Children with progeria usually have a characteristic appearance due to progerin's toxic effects on connective tissue and bone growth. They usually have visible scalp veins, a large forehead, prominent eyes and a beak-shaped nose, along with a small jawbone that is positioned further back than usual. The scalp is usually hairless, and skin has an aged-looking appearance. They can have delayed tooth eruption and crowded or misaligned teeth due to the smaller jaw.
In terms of growth and development, children with progeria tend to have poor weight gain throughout infancy regardless of adequate nutrition and intake. This results in a short stature and little to no subcutaneous fat and reduced muscle mass. Additionally, many children with progeria have hip dysplasia or dislocations, which affect how their legs align. They also develop joint contractures, meaning the joints become stiff and can't fully extend. These changes force them to adopt a compensatory posture to stay balanced and mobile typically referred to as “horse-riding stance.”

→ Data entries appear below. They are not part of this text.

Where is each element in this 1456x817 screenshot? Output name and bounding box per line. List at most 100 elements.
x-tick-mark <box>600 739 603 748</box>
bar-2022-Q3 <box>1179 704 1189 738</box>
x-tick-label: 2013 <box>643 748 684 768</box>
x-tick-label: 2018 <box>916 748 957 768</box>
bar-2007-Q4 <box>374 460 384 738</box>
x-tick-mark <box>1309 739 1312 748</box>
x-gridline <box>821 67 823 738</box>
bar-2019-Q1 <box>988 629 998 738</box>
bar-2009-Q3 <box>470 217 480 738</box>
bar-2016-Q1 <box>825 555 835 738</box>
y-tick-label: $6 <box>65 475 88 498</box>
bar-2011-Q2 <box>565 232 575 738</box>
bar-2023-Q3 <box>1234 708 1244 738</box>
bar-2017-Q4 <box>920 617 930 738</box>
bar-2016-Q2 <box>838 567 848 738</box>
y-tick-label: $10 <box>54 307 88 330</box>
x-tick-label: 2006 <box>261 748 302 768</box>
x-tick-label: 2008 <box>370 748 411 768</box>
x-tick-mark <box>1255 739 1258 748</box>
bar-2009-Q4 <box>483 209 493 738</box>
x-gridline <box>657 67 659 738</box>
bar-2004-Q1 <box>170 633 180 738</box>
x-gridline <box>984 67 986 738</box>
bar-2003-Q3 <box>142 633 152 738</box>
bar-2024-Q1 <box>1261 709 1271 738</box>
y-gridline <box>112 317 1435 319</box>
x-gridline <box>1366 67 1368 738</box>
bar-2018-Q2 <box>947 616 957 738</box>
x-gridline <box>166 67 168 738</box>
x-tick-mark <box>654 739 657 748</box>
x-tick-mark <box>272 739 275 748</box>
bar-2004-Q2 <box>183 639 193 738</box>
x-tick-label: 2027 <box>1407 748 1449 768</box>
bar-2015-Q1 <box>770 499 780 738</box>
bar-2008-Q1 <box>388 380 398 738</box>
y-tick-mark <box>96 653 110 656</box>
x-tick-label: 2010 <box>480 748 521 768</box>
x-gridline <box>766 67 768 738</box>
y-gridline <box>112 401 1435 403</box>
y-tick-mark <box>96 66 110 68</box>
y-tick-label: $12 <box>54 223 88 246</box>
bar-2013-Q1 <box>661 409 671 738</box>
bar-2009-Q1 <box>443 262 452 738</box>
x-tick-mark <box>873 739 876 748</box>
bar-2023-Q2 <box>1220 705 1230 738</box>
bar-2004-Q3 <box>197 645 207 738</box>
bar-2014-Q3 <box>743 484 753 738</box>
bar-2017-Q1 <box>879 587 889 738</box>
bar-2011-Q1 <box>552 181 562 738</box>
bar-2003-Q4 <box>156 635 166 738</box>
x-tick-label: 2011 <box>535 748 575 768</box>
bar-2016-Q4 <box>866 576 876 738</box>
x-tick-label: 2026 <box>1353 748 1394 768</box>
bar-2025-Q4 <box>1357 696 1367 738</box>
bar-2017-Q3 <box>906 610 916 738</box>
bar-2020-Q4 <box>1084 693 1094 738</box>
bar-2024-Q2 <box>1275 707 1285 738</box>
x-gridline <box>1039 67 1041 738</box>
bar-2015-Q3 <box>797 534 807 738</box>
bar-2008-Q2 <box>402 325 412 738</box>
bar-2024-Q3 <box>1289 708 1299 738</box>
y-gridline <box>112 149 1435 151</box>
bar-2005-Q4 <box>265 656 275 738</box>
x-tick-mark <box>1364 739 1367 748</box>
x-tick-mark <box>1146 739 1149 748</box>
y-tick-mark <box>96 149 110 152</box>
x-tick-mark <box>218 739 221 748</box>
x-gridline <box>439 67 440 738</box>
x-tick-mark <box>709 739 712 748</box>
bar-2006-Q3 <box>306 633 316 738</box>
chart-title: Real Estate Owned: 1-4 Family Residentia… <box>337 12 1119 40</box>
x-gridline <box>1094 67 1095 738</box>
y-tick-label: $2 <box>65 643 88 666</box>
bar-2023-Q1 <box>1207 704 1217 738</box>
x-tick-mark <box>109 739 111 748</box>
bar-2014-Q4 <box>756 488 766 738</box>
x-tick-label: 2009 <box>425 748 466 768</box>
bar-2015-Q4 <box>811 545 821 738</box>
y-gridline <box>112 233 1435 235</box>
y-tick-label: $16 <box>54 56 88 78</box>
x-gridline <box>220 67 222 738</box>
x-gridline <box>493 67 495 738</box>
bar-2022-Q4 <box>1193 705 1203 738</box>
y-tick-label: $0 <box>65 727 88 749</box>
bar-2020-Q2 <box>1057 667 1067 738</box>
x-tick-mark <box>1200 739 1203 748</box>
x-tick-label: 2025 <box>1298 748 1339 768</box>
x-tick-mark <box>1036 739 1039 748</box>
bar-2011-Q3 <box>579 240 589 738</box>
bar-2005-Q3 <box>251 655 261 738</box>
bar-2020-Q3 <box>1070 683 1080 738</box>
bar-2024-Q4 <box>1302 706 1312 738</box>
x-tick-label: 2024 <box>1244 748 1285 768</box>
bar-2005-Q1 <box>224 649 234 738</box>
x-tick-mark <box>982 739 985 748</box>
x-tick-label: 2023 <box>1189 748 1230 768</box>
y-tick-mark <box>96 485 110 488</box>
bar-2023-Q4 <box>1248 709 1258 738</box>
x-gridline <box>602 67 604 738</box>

Regardless of the musculoskeletal anomalies, children with progeria typically have normal motor skills and cognitive development during the first years of life, and intelligence is usually not affected. Even though progerin doesn’t directly affect the brain, strokes are common due to cardiovascular disease.
In fact, the cardiovascular system is the most serious and life-limiting aspect of progeria. The accumulation of damaged cells contributes to chronic inflammation and especially damage to blood vessels, leading to early-onset atherosclerosis. This results in increased risk of hypertension, heart attacks, and stroke. Many children with progeria die from heart disease, usually between the ages of 13 and 15.